李柔茵没敢贸然开口,她将一串儿往生钱放在小神龛前,随后退至陆燃的侧后方,对着神龛内的小雕塑默默敬拜。

屋外小雨淋漓。

阴霾的天空,不断变得昏暗,直至窗外投射进来隐隐的光亮。

雨巷城空空荡荡,的确是一座鬼城。

但每每入夜时分,雨巷家园小区内的路灯,会泛起昏黄的光泽。

这唤醒了陆燃。

一片漆黑的房间内,终于传来他沙哑的声音:“感谢你们前来悼念,入夜了,回吧。”

“大人,弟子还有一事。”李柔茵轻声道。

“嗯?”

关于恭贺陆燃上位的话语,李柔茵再三犹豫,还是没有说出口。

陆燃哪里有半点掌权的欣喜?

屋内弥漫着悲伤的气息,哪怕是巍巍天境,都在陆燃的情绪下哀伤不已。

若是普通人进来,根本不可能拥有个人意志,恐怕早就痛哭流涕了。

李柔茵很明智的没有恭贺,而是道:“忘泉大人请求您,希望能加入燃门,成为您麾下的一员。”

“加入燃门。”

“是的。”李柔茵确认道。

陆燃沉默片刻,道:“忘泉大人对我有恩,可以很超然的存在下去,若是加入燃门,就意味着绝对的服从。”

单单是保护父亲陆行的亡魂,就足够让陆燃感恩戴德了,且这一路走来,往生钱帮助他太多。
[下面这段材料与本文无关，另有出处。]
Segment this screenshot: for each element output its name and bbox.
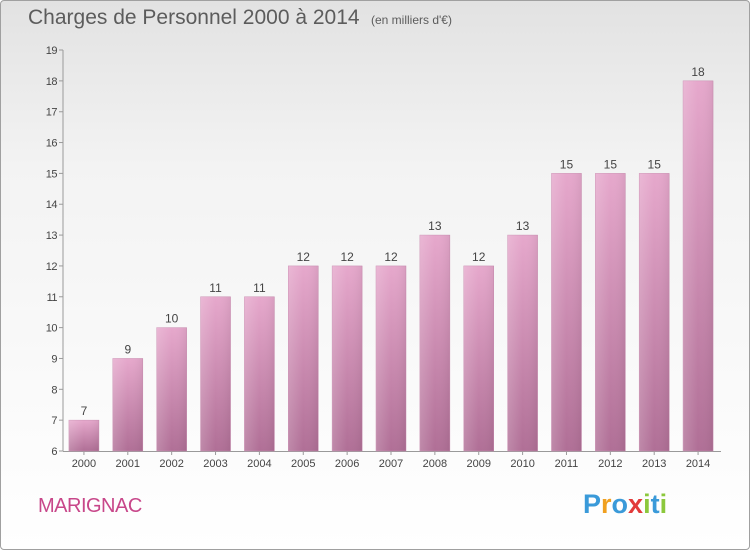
data-label: 13 (516, 219, 530, 233)
data-label: 9 (124, 342, 131, 356)
y-tick-label: 12 (46, 261, 58, 273)
bar-shade (419, 235, 450, 451)
bar-shade (244, 296, 275, 451)
bar-shade (551, 173, 582, 451)
data-label: 12 (384, 250, 398, 264)
bar-shade (68, 420, 99, 451)
axes: 6 7 8 9 10 11 12 13 14 15 16 17 18 19 2000 2001 2002 2003… (46, 45, 721, 470)
x-tick-label: 2012 (598, 458, 622, 470)
bar-shade (288, 265, 319, 451)
logo-letter: x (628, 489, 644, 519)
y-tick-label: 6 (51, 446, 57, 458)
x-tick-label: 2001 (116, 458, 140, 470)
bar-shade (200, 296, 231, 451)
bar-shade (595, 173, 626, 451)
y-tick-label: 13 (46, 230, 58, 242)
logo-letter: o (611, 489, 629, 519)
x-tick-label: 2010 (510, 458, 534, 470)
data-label: 7 (81, 404, 88, 418)
logo-letter: r (601, 489, 612, 519)
bar-shade (507, 235, 538, 451)
y-tick-label: 7 (51, 415, 57, 427)
data-label: 15 (648, 157, 662, 171)
chart-subtitle: (en milliers d'€) (371, 13, 452, 27)
data-label: 11 (253, 281, 266, 295)
bar-shade (683, 80, 714, 451)
x-tick-label: 2014 (686, 458, 710, 470)
bar-shade (112, 358, 143, 451)
data-label: 15 (604, 157, 618, 171)
x-tick-label: 2002 (159, 458, 183, 470)
x-tick-label: 2007 (379, 458, 403, 470)
y-tick-label: 15 (46, 168, 58, 180)
logo-letter: i (643, 489, 651, 519)
x-tick-label: 2000 (72, 458, 96, 470)
logo-letter: P (583, 489, 602, 519)
y-tick-label: 17 (46, 107, 58, 119)
data-label: 12 (297, 250, 311, 264)
data-label: 15 (560, 157, 574, 171)
x-tick-label: 2011 (555, 458, 579, 470)
commune-name: MARIGNAC (38, 495, 142, 517)
bars (68, 80, 714, 452)
bar-shade (639, 173, 670, 451)
data-label: 12 (340, 250, 354, 264)
y-tick-label: 19 (46, 45, 58, 57)
data-labels: 7 9 10 11 11 12 12 12 13 12 13 15 15 15 18 (81, 65, 705, 418)
x-tick-label: 2008 (423, 458, 447, 470)
logo-letter: t (650, 489, 660, 519)
bar-shade (463, 265, 494, 451)
data-label: 11 (209, 281, 222, 295)
data-label: 12 (472, 250, 486, 264)
y-tick-label: 18 (46, 76, 58, 88)
bar-shade (156, 327, 187, 451)
y-tick-label: 14 (46, 199, 58, 211)
logo-letter: i (659, 489, 668, 519)
y-tick-label: 9 (51, 353, 57, 365)
x-tick-label: 2005 (291, 458, 315, 470)
y-tick-label: 11 (47, 292, 58, 304)
data-label: 13 (428, 219, 442, 233)
x-tick-label: 2009 (466, 458, 490, 470)
y-tick-label: 8 (51, 384, 57, 396)
data-label: 18 (691, 65, 705, 79)
bar-shade (376, 265, 406, 451)
proxiti-logo: Proxiti (583, 489, 667, 520)
data-label: 10 (165, 312, 179, 326)
x-tick-label: 2013 (642, 458, 666, 470)
x-tick-label: 2006 (335, 458, 359, 470)
chart-title: Charges de Personnel 2000 à 2014 (28, 6, 360, 29)
x-tick-label: 2004 (247, 458, 271, 470)
bar-shade (332, 265, 363, 451)
y-tick-label: 16 (46, 138, 58, 150)
y-tick-label: 10 (46, 323, 58, 335)
x-tick-label: 2003 (203, 458, 227, 470)
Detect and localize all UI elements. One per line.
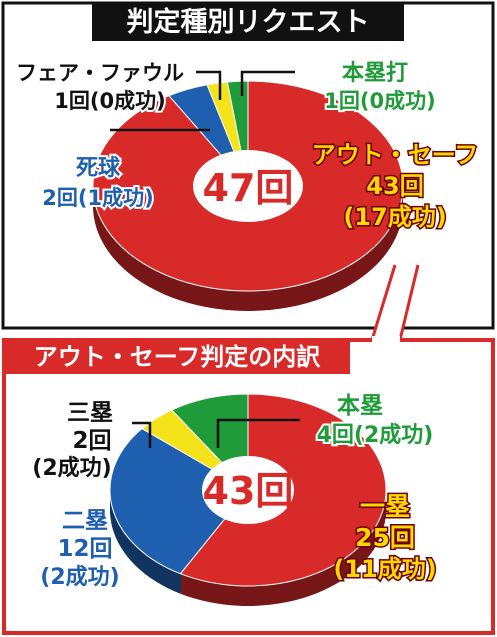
second-base-success: (2成功) xyxy=(40,565,119,590)
out-safe-name: アウト・セーフ xyxy=(312,141,479,169)
out-safe-success: (17成功) xyxy=(343,203,446,231)
home-base-leader xyxy=(216,418,300,448)
home-run-count: 1回(0成功) xyxy=(324,89,435,113)
home-run-leader xyxy=(240,70,295,96)
first-base-success: (11成功) xyxy=(333,555,436,583)
top-title-bar xyxy=(92,3,404,41)
dead-ball-count: 2回(1成功) xyxy=(42,186,153,210)
home-base-count: 4回(2成功) xyxy=(317,423,434,448)
third-base-name: 三塁 xyxy=(67,400,113,426)
out-safe-count: 43回 xyxy=(366,172,423,200)
home-run-name: 本塁打 xyxy=(342,61,408,86)
bottom-title: アウト・セーフ判定の内訳 xyxy=(34,343,322,371)
second_base-slice xyxy=(109,427,249,575)
second-base-count: 12回 xyxy=(57,536,112,562)
fair-foul-count: 1回(0成功) xyxy=(54,89,165,113)
bottom-title-bar xyxy=(4,340,350,374)
third-base-leader xyxy=(132,421,152,448)
pie1-center-hole xyxy=(193,150,303,222)
third-base-success: (2成功) xyxy=(32,456,111,481)
pie2-center-hole xyxy=(202,456,294,524)
first-base-count: 25回 xyxy=(355,523,415,552)
third-base-count: 2回 xyxy=(72,428,111,454)
pie2-total-label: 43回 xyxy=(203,469,294,513)
home-base-name: 本塁 xyxy=(337,393,383,419)
second-base-name: 二塁 xyxy=(62,508,108,534)
dead-ball-name: 死球 xyxy=(76,156,121,181)
pie1-total-label: 47回 xyxy=(203,166,294,210)
top-title: 判定種別リクエスト xyxy=(127,6,370,38)
connector-gap xyxy=(372,336,400,344)
first-base-name: 一塁 xyxy=(360,492,410,521)
fair-foul-leader xyxy=(196,70,222,100)
fair-foul-name: フェア・ファウル xyxy=(16,61,184,85)
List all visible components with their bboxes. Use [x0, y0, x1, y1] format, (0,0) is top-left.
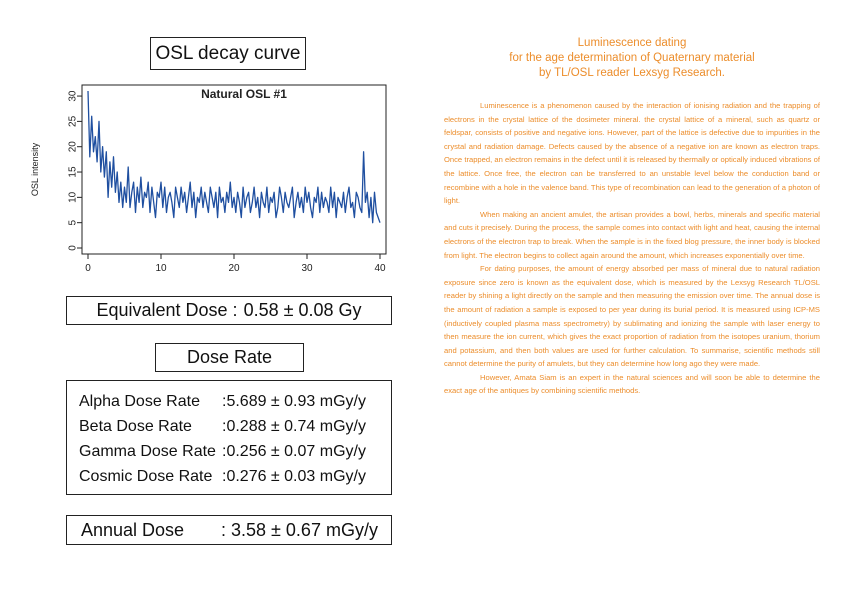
dose-rate-value: :0.256 ± 0.07 mGy/y [222, 443, 366, 460]
osl-curve-title: OSL decay curve [155, 42, 301, 64]
article-paragraph: For dating purposes, the amount of energ… [444, 264, 820, 369]
dose-rate-value: :0.288 ± 0.74 mGy/y [222, 418, 366, 435]
x-tick-label: 0 [85, 263, 91, 274]
y-tick-label: 20 [68, 141, 79, 153]
dose-rate-value: :0.276 ± 0.03 mGy/y [222, 468, 366, 485]
dose-rate-row-beta: Beta Dose Rate :0.288 ± 0.74 mGy/y [79, 414, 391, 439]
dose-rate-name: Alpha Dose Rate [79, 393, 200, 410]
osl-decay-chart: Natural OSL #1 0 10 20 30 40 0 5 10 15 20 25 30 OSL i… [24, 75, 394, 285]
y-axis-label: OSL intensity [30, 142, 40, 196]
dose-rate-row-alpha: Alpha Dose Rate :5.689 ± 0.93 mGy/y [79, 389, 391, 414]
article-paragraph: Luminescence is a phenomenon caused by t… [444, 101, 820, 206]
annual-dose-label: Annual Dose [81, 519, 185, 540]
x-tick-label: 10 [155, 263, 167, 274]
dose-rate-name: Cosmic Dose Rate [79, 468, 213, 485]
equivalent-dose-value: 0.58 ± 0.08 Gy [243, 300, 362, 320]
y-tick-label: 15 [68, 166, 79, 178]
y-tick-label: 25 [68, 115, 79, 127]
y-tick-label: 30 [68, 90, 79, 102]
equivalent-dose-label: Equivalent Dose : [96, 300, 238, 320]
equivalent-dose-box: Equivalent Dose : 0.58 ± 0.08 Gy [66, 296, 392, 325]
osl-curve-title-box: OSL decay curve [150, 37, 306, 70]
chart-title: Natural OSL #1 [201, 87, 287, 101]
annual-dose-value: : 3.58 ± 0.67 mGy/y [221, 519, 378, 540]
dose-rate-name: Gamma Dose Rate [79, 443, 216, 460]
x-tick-label: 20 [228, 263, 240, 274]
dose-rate-title-box: Dose Rate [155, 343, 304, 372]
article-title-line: by TL/OSL reader Lexsyg Research. [538, 67, 725, 79]
article-title: Luminescence dating for the age determin… [444, 36, 820, 81]
osl-chart-svg: Natural OSL #1 0 10 20 30 40 0 5 10 15 20 25 30 OSL i… [30, 84, 387, 274]
dose-rate-row-cosmic: Cosmic Dose Rate :0.276 ± 0.03 mGy/y [79, 464, 391, 489]
y-tick-label: 10 [68, 191, 79, 203]
article-column: Luminescence dating for the age determin… [444, 36, 820, 398]
article-paragraph: However, Amata Siam is an expert in the … [444, 372, 820, 396]
article-title-line: for the age determination of Quaternary … [509, 52, 755, 64]
dose-rate-name: Beta Dose Rate [79, 418, 192, 435]
x-tick-label: 40 [374, 263, 386, 274]
article-paragraph: When making an ancient amulet, the artis… [444, 209, 820, 260]
dose-rate-row-gamma: Gamma Dose Rate :0.256 ± 0.07 mGy/y [79, 439, 391, 464]
dose-rate-table: Alpha Dose Rate :5.689 ± 0.93 mGy/y Beta… [66, 380, 392, 495]
article-title-line: Luminescence dating [577, 37, 687, 49]
annual-dose-box: Annual Dose : 3.58 ± 0.67 mGy/y [66, 515, 392, 545]
series-line [87, 90, 381, 224]
y-tick-label: 5 [68, 219, 79, 225]
dose-rate-value: :5.689 ± 0.93 mGy/y [222, 393, 366, 410]
y-tick-label: 0 [68, 245, 79, 251]
x-tick-label: 30 [301, 263, 313, 274]
dose-rate-title: Dose Rate [186, 347, 273, 367]
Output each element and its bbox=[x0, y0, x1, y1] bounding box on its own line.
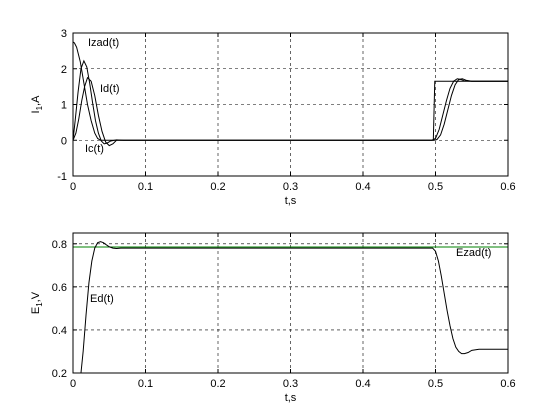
x-tick-label: 0.2 bbox=[210, 181, 225, 193]
x-tick-label: 0 bbox=[70, 378, 76, 390]
y-tick-label: 3 bbox=[61, 28, 67, 40]
series-line-izadt bbox=[72, 41, 508, 141]
y-tick-label: 0.2 bbox=[52, 368, 67, 380]
x-tick-label: 0.1 bbox=[138, 378, 153, 390]
x-tick-label: 0.3 bbox=[283, 181, 298, 193]
y-tick-label: -1 bbox=[57, 171, 67, 183]
y-tick-label: 0.8 bbox=[52, 239, 67, 251]
y-axis-label: E1,V bbox=[30, 291, 44, 314]
y-tick-label: 0.6 bbox=[52, 282, 67, 294]
series-line-edt bbox=[80, 241, 508, 374]
x-tick-label: 0.6 bbox=[500, 378, 515, 390]
annotation-izadt: Izad(t) bbox=[88, 37, 119, 49]
y-tick-label: 0.4 bbox=[52, 325, 67, 337]
y-axis-label: I1,A bbox=[30, 95, 44, 114]
y-tick-label: 0 bbox=[61, 135, 67, 147]
x-axis-label: t,s bbox=[285, 195, 297, 207]
top-current-plot: 0 0.1 0.2 0.3 0.4 0.5 0.6-10123t,sI1,AIzad(t)I… bbox=[30, 28, 516, 207]
y-tick-label: 1 bbox=[61, 100, 67, 112]
x-tick-label: 0 bbox=[70, 181, 76, 193]
x-tick-label: 0.3 bbox=[283, 378, 298, 390]
bottom-voltage-plot: 0 0.1 0.2 0.3 0.4 0.5 0.6 0.2 0.4 0.6 0.8 t,s E1,V Ez… bbox=[30, 232, 516, 404]
annotation-edt: Ed(t) bbox=[90, 293, 114, 305]
x-axis-label: t,s bbox=[285, 392, 297, 404]
y-tick-label: 2 bbox=[61, 64, 67, 76]
x-tick-label: 0.4 bbox=[355, 181, 370, 193]
x-tick-label: 0.5 bbox=[428, 181, 443, 193]
annotation-ict: Ic(t) bbox=[85, 143, 104, 155]
x-tick-label: 0.2 bbox=[210, 378, 225, 390]
x-tick-label: 0.1 bbox=[138, 181, 153, 193]
x-tick-label: 0.4 bbox=[355, 378, 370, 390]
x-tick-label: 0.5 bbox=[428, 378, 443, 390]
series-line-ict bbox=[72, 76, 508, 147]
annotation-idt: Id(t) bbox=[100, 83, 120, 95]
annotation-ezadt: Ezad(t) bbox=[456, 247, 491, 259]
x-tick-label: 0.6 bbox=[500, 181, 515, 193]
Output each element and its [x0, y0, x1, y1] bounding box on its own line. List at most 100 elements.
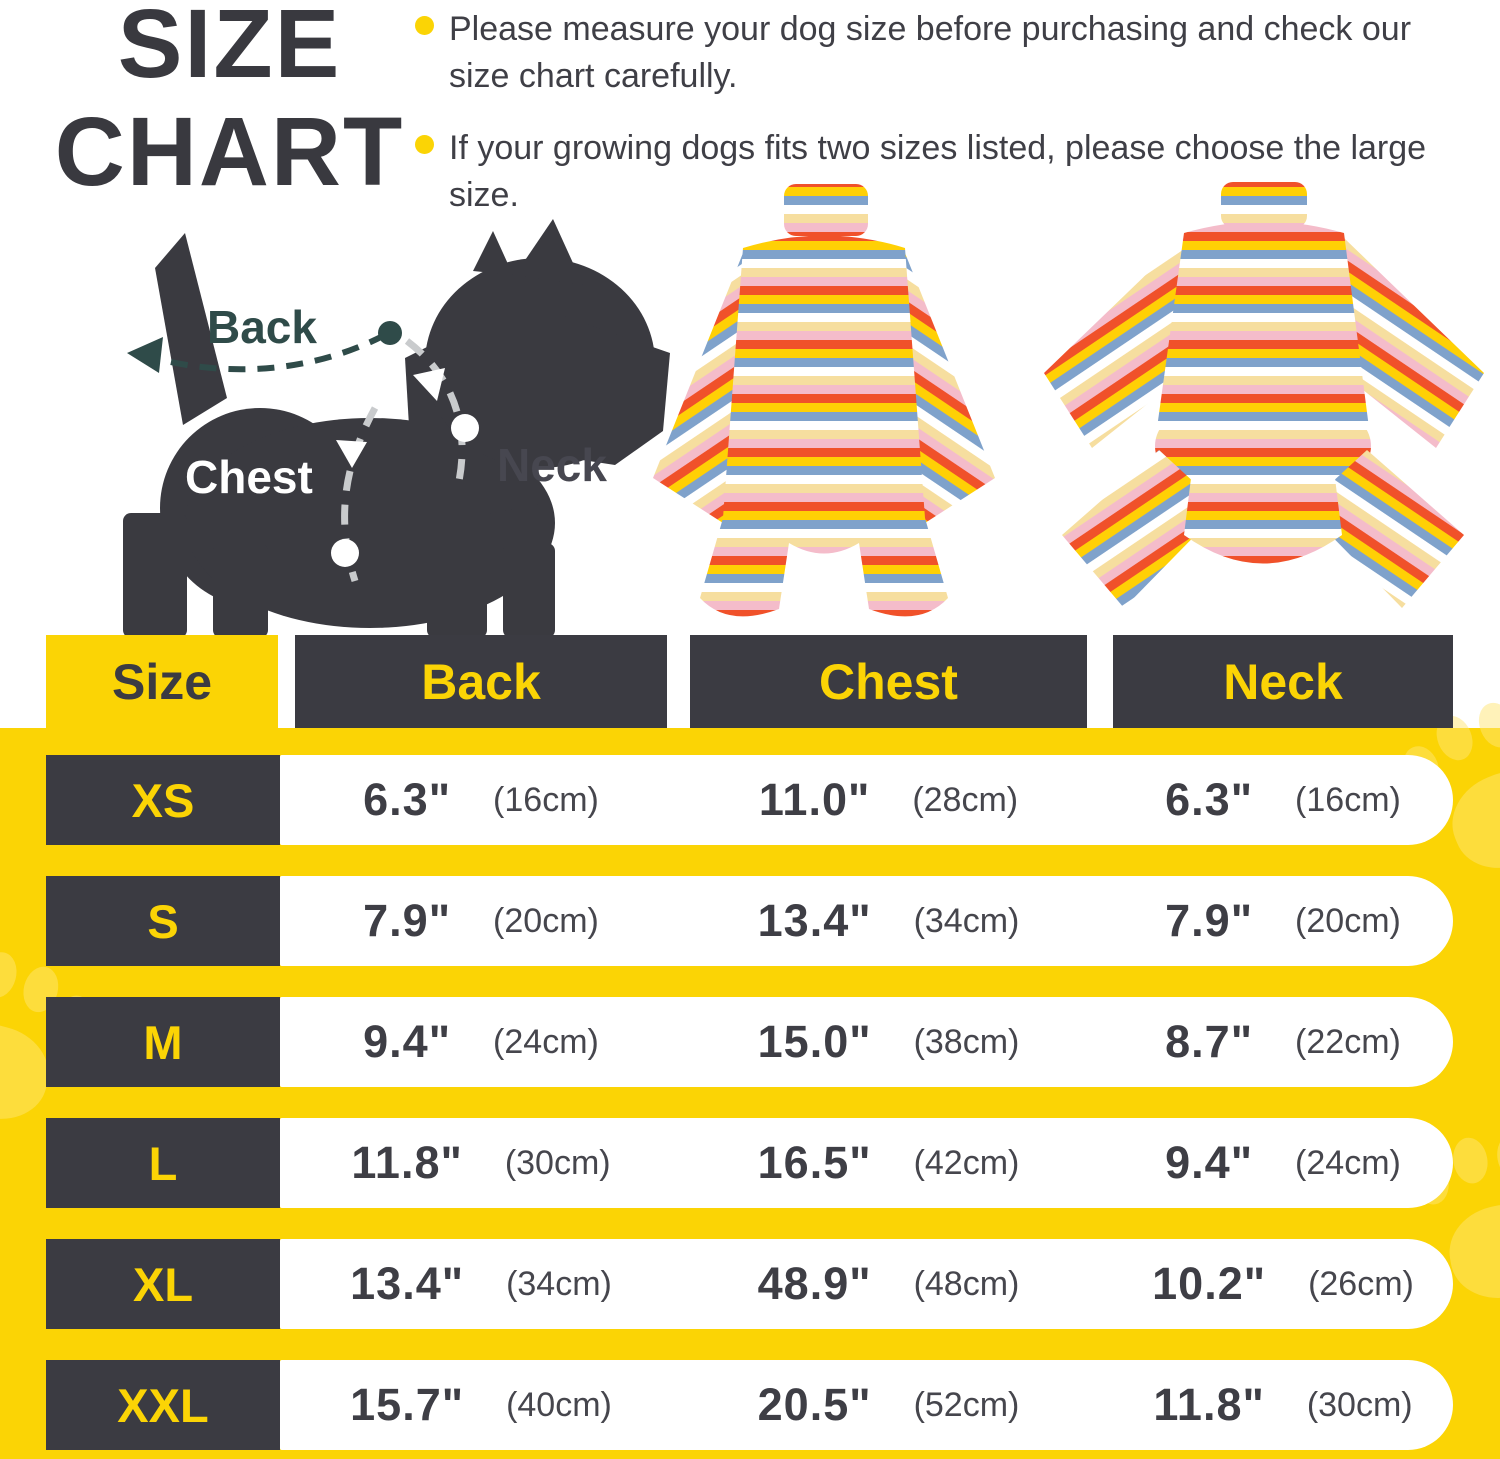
title-line-1: SIZE [117, 0, 342, 98]
back-cm: (24cm) [493, 1022, 599, 1061]
neck-cell: 7.9" (20cm) [1113, 876, 1453, 966]
neck-inches: 10.2" [1152, 1258, 1267, 1309]
header-neck: Neck [1113, 635, 1453, 728]
back-cell: 11.8" (30cm) [295, 1118, 667, 1208]
header-chest: Chest [690, 635, 1087, 728]
back-left-leg-ruffle [1062, 450, 1222, 608]
back-cm: (40cm) [506, 1385, 612, 1424]
note-text: If your growing dogs fits two sizes list… [449, 128, 1427, 214]
back-cm: (16cm) [493, 780, 599, 819]
table-row: XS 6.3" (16cm) 11.0" (28cm) 6.3" (16cm) [0, 755, 1500, 845]
size-label: XXL [46, 1360, 280, 1450]
neck-cm: (16cm) [1295, 780, 1401, 819]
size-label: M [46, 997, 280, 1087]
neck-label: Neck [497, 439, 607, 491]
chest-label: Chest [185, 451, 313, 503]
back-label: Back [207, 301, 317, 353]
notes-list: Please measure your dog size before purc… [415, 6, 1495, 244]
back-inches: 9.4" [363, 1016, 452, 1067]
front-body [700, 235, 948, 617]
table-row: S 7.9" (20cm) 13.4" (34cm) 7.9" (20cm) [0, 876, 1500, 966]
neck-cm: (26cm) [1308, 1264, 1414, 1303]
chest-cell: 48.9" (48cm) [690, 1239, 1087, 1329]
back-cell: 6.3" (16cm) [295, 755, 667, 845]
neck-cm: (22cm) [1295, 1022, 1401, 1061]
bullet-dot-icon [415, 16, 434, 35]
back-hip [1155, 388, 1371, 504]
neck-cm: (20cm) [1295, 901, 1401, 940]
bullet-dot-icon [415, 134, 434, 154]
table-row: XL 13.4" (34cm) 48.9" (48cm) 10.2" (26cm… [0, 1239, 1500, 1329]
back-inches: 13.4" [350, 1258, 465, 1309]
back-right-leg-ruffle [1304, 450, 1464, 608]
chest-cm: (38cm) [913, 1022, 1020, 1061]
chest-cm: (42cm) [913, 1143, 1020, 1182]
title-line-2: CHART [54, 97, 405, 206]
pajama-back-image [1044, 182, 1484, 608]
chest-cell: 16.5" (42cm) [690, 1118, 1087, 1208]
size-label: L [46, 1118, 280, 1208]
neck-cell: 8.7" (22cm) [1113, 997, 1453, 1087]
chest-cell: 20.5" (52cm) [690, 1360, 1087, 1450]
back-cell: 15.7" (40cm) [295, 1360, 667, 1450]
chest-inches: 48.9" [757, 1258, 872, 1309]
chest-inches: 13.4" [757, 895, 872, 946]
back-inches: 7.9" [363, 895, 452, 946]
row-values: 9.4" (24cm) 15.0" (38cm) 8.7" (22cm) [280, 997, 1453, 1087]
neck-inches: 6.3" [1165, 774, 1254, 825]
row-values: 13.4" (34cm) 48.9" (48cm) 10.2" (26cm) [280, 1239, 1453, 1329]
neck-cell: 6.3" (16cm) [1113, 755, 1453, 845]
back-cm: (34cm) [506, 1264, 612, 1303]
chest-measure-line [331, 406, 379, 583]
back-cell: 9.4" (24cm) [295, 997, 667, 1087]
back-cell: 7.9" (20cm) [295, 876, 667, 966]
row-values: 11.8" (30cm) 16.5" (42cm) 9.4" (24cm) [280, 1118, 1453, 1208]
neck-inches: 7.9" [1165, 895, 1254, 946]
neck-cell: 9.4" (24cm) [1113, 1118, 1453, 1208]
chest-cm: (48cm) [913, 1264, 1020, 1303]
size-label: XS [46, 755, 280, 845]
table-background-panel [0, 697, 1500, 1459]
back-cell: 13.4" (34cm) [295, 1239, 667, 1329]
dog-measurement-diagram: Back Chest Neck [123, 219, 670, 638]
note-item: If your growing dogs fits two sizes list… [415, 125, 1495, 219]
note-text: Please measure your dog size before purc… [449, 10, 1412, 95]
front-collar [784, 184, 868, 236]
chest-inches: 20.5" [757, 1379, 872, 1430]
chest-cell: 15.0" (38cm) [690, 997, 1087, 1087]
header-size: Size [46, 635, 278, 728]
chest-cell: 13.4" (34cm) [690, 876, 1087, 966]
neck-measure-line [404, 338, 479, 482]
neck-cell: 10.2" (26cm) [1113, 1239, 1453, 1329]
row-values: 15.7" (40cm) 20.5" (52cm) 11.8" (30cm) [280, 1360, 1453, 1450]
chest-inches: 11.0" [758, 774, 871, 825]
back-inches: 15.7" [350, 1379, 465, 1430]
neck-cell: 11.8" (30cm) [1113, 1360, 1453, 1450]
neck-inches: 9.4" [1165, 1137, 1254, 1188]
row-values: 6.3" (16cm) 11.0" (28cm) 6.3" (16cm) [280, 755, 1453, 845]
chest-inches: 15.0" [757, 1016, 872, 1067]
back-measure-arrow [127, 321, 402, 373]
neck-cm: (24cm) [1295, 1143, 1401, 1182]
neck-cm: (30cm) [1306, 1385, 1413, 1424]
back-inches: 6.3" [363, 774, 452, 825]
size-label: S [46, 876, 280, 966]
neck-inches: 8.7" [1165, 1016, 1254, 1067]
size-label: XL [46, 1239, 280, 1329]
note-item: Please measure your dog size before purc… [415, 6, 1495, 100]
dog-silhouette [123, 219, 670, 638]
row-values: 7.9" (20cm) 13.4" (34cm) 7.9" (20cm) [280, 876, 1453, 966]
back-collar [1221, 182, 1307, 228]
back-inches: 11.8" [351, 1137, 463, 1188]
chest-cm: (52cm) [913, 1385, 1020, 1424]
table-row: L 11.8" (30cm) 16.5" (42cm) 9.4" (24cm) [0, 1118, 1500, 1208]
back-cm: (30cm) [504, 1143, 611, 1182]
chest-cm: (34cm) [913, 901, 1020, 940]
pajama-front-image [653, 184, 995, 617]
table-row: XXL 15.7" (40cm) 20.5" (52cm) 11.8" (30c… [0, 1360, 1500, 1450]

说句不好听的,就算忘泉挟恩图报,提一些过分的要求,陆燃也是会认的。

却是不想,忘泉竟然要加入燃门,主动成为他的手下?

“希望大人应允。”李柔茵依旧以请求的口吻,表达着背后神明的极低姿态。

陆燃低头笑了笑:“好,她想开宗立派,选定哪片区域、哪座城市,去找燃门夫人商议即可,我会跟如忆打招呼的。”

在大夏这片地界,燃门是唯一的“云海”。

未来,也可能是整个世界的唯一云海。

忘泉可以游离于体系之外,当然也可以加入这个庞然大物、背倚大树。

挟恩图报,终有竟时。

忘泉不去使用,而是主动靠拢、成为下属,那么她在陆燃的心中,就永远会是特殊的那一个。

在燃门之中,忘泉也会是一位隐性的、地位超然的存在。

曾经受排挤、遭囚禁、被驱使上贡的日子将一去不返。

她的特殊能力再怎么受神魔忌惮,只要身处燃门,一切都不会是问题。

在陆燃手下,忘泉可以发展宗门,可以安度余生。

“感谢大人。”李柔茵轻声说着。

“叫我陆燃吧。”

李柔茵明显有些迟疑。

陆燃也意识到,这样的要求似乎有些难为人,又道:“叫门主也行,燃门的神将序列有八个位置,始终空着一个。

一直是给你哥哥留着的。”

说着,陆燃一声长叹:“紫霆魔鹏邪塑也是给他留着的,至今也是无主之物,可惜始终没等到他.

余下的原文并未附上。